İfral TURGUT

Tarih: 06.07.2024 18:16

ARTIK BU SOLAN BAHÇEDE …

Facebook Twitter Linked-in

 

 

Azize Hanım, Faruk Nafiz Çamlıbel’in eşi. İki çocuklarıyla, mutlu, sıcak bir yuvada yaşamaktadırlar. Hastalanır Azize Hanım. Faruk Nafiz onu alır, dostu  Alaattin Yavaşça’ya götürür. “Bir baksan,” der.  Alaattin Yavaşça kadın doğum uzmanı, aynı zamanda bir hastanenin başhekimi ve  ünlü bir bestekardır. 

Kısa bir muayeneden sonra, canı sıkılır, bir şey söyleyemez dostuna, Yavaşça. "Pek emin olamadım. Benim bu konularda uzman bir hocam var. Bir de o görsün," der ve alır Çamlıbel'i, Ord. Profesör Doktor Kazım İsmail Gürkan’a götürür.

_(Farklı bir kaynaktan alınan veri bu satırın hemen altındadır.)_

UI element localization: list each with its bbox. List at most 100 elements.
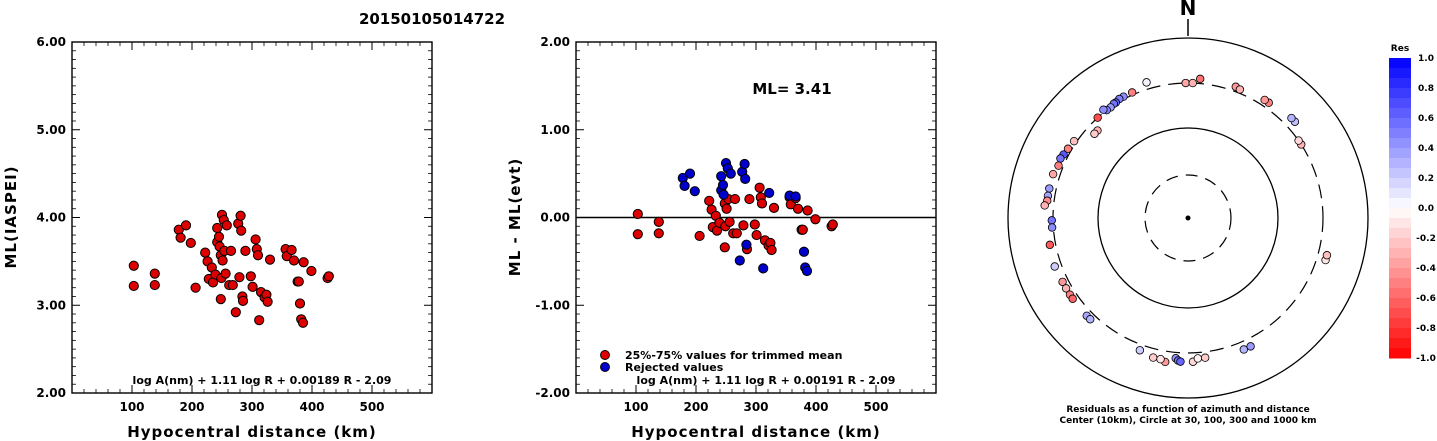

Detaylı bir muayene…İki doktorun teşhisi örtüşmüştür. Kazım Hoca, Alaattin Yavaşça’ya, "Alaaddin kardeşim, durum fena. Göğüsten başlamış tüm koltuk altını sarmış kanser. Mutlaka vücudun başka yerlerinde de metastaz yapmıştır. Bu hastayı hiçbir şekilde ameliyat etmek istemem. Hekim olarak ilaçlar verip ömrünün son demlerini mümkün olduğunca ağrısız geçirmesini sağlamaktan başka yapacağımız bir şey yok, "der. Artık tıp da çaresizdir.

Yıkılır Yavaşça. Böyle bir haber nasıl verilir ki? Aslında, böyle haberleri kim bilir kaç yüz kere, kaç bin kere vermiştir. Ama sevdiğin bir insana nasıl söylenir ki? Hem de Faruk Nafiz gibi     eşinin üzerine titreyen, ona delice sevdalı, kırılgan, duygulu bir adama. Dünyasını Azize Hanım üzerine kurmuş, onunla ve onun için yaşayan bir şair yüreğe. 

Bestekar, koluna girer şairin. "Gel biraz yürüyelim üstat," der. Başlar bin dereden su getirmeye. Bir türlü anlatamaz. Aslında o anlatamadığını zanneder ama anlamıştır koca yürekli adam. Şairdir, aşk adamıdır, duygu adamıdır, o. 

”Zülfünün yay gibi kuvvetli çelik tellerine,
Takılan gönlüm yıllarca peşinden gidecek.
Sen bir ahu gibi dağdan dağa kaçsan da yine,
Seni aşkım canavarlar gibi takip edecek,” diyen adamdır.

Dünya bir cennet bahçesiyse, Azize de o bahçenin bülbülüdür, O bahçede, o bülbül şakımıyorsa, sevenden de sevilenden de bahsetmek mümkün müdür?

Bir süre, çaresizce elinden gelen her şeyi yapar, Faruk Nafiz ama sonra kaçınılmaz son gelir ve eşi vefat eder. Haftalarca kendine gelemez Faruk Nafiz.

Aradan zaman geçer ve tekrar Alaattin Yavaşça’ya gider  z. Hala çok üzgündür. Fazla konuşamaz. Cebinden bir kağıt çıkarır ve verir can dostuna. “Bunu besteler misin,” der.   

Besteler elbet. İşte o şarkı ve o günden sonraki Faruk Nafiz’in dünyası:

Artık bu solan bahçede bülbüllere yer yok. 

Bir yer ki, sevenler sevilenlerden eser yok.

Bezminde kadeh kırdığımız sevgililer yok.

Bir yer ki, sevenler sevilenlerden eser yok.

 

SEVMEK Mİ GÜZEL, SEVİLMEK Mİ, DİYE SORMAYACAĞIM.